There’s a big caveat to these findings. While a week of happy music is associated with a week of happy stock market returns, there’s an opposite association the following week, suggesting that markets correct themselves over time. That suggests investing over the long term is a safer way to make money.
“In the short-term, you see these moves in the stock market, and they seem irrational,” says Robert Persichitte, a financial advisor for Delagify Financial.
But if you zoom out, the market looks more predictable. Take a look at a chart for the Wilshere 5000, an index of all U.S. stocks. There are some bumpy years, but over the decades, the line climbs up and to the right.
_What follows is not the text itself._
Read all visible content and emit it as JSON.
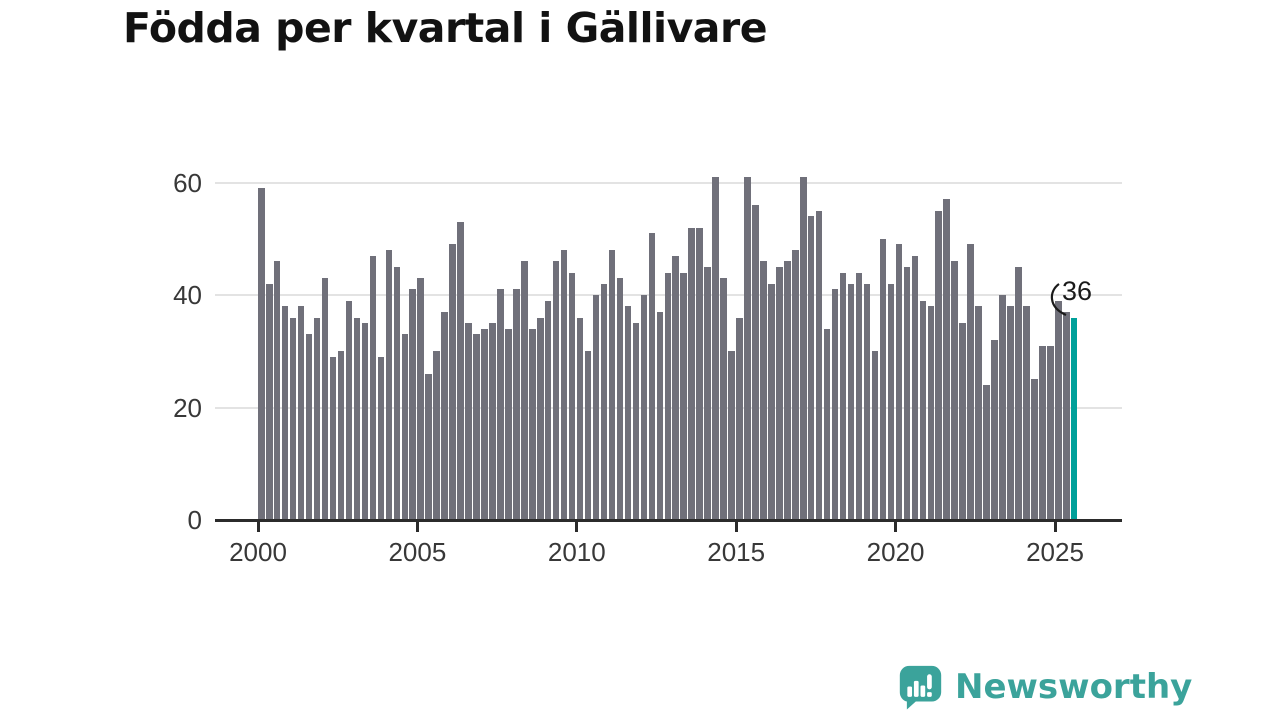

If your goal is long-term wealth building, the short-term fluctuations of the market, whether they’re based on music or weather or the winner of the Super Bowl, shouldn’t matter so much. But if you’re trying to make a quick buck, it’s possible that knowing that everyone around you is listening to happy music can inform your investing decisions. Professional investors take consumer sentiment into account when they’re making investments, Persichitte says. But they have a lot more time and incentive to research their bets than most people.
“It’s not something for the faint of heart,” says Leibel Sternbach, a financial advisor and author of Living with Financial Anxiety.
The stock market may be driven by investors’ emotions, but you don’t have to invest for emotional reasons, Sternbach says. If you can remind yourself that you’re investing to build wealth over a long period of time, that can shield you from the short-term, risky decision making that can lead to losses.
“If you’re investing for emotional reasons, like you think the market is going to go down or the market is going to go up,” Sternbach says, “it’s no different than speculating or gambling.”
Do that for long enough, and you’ll end up facing the music.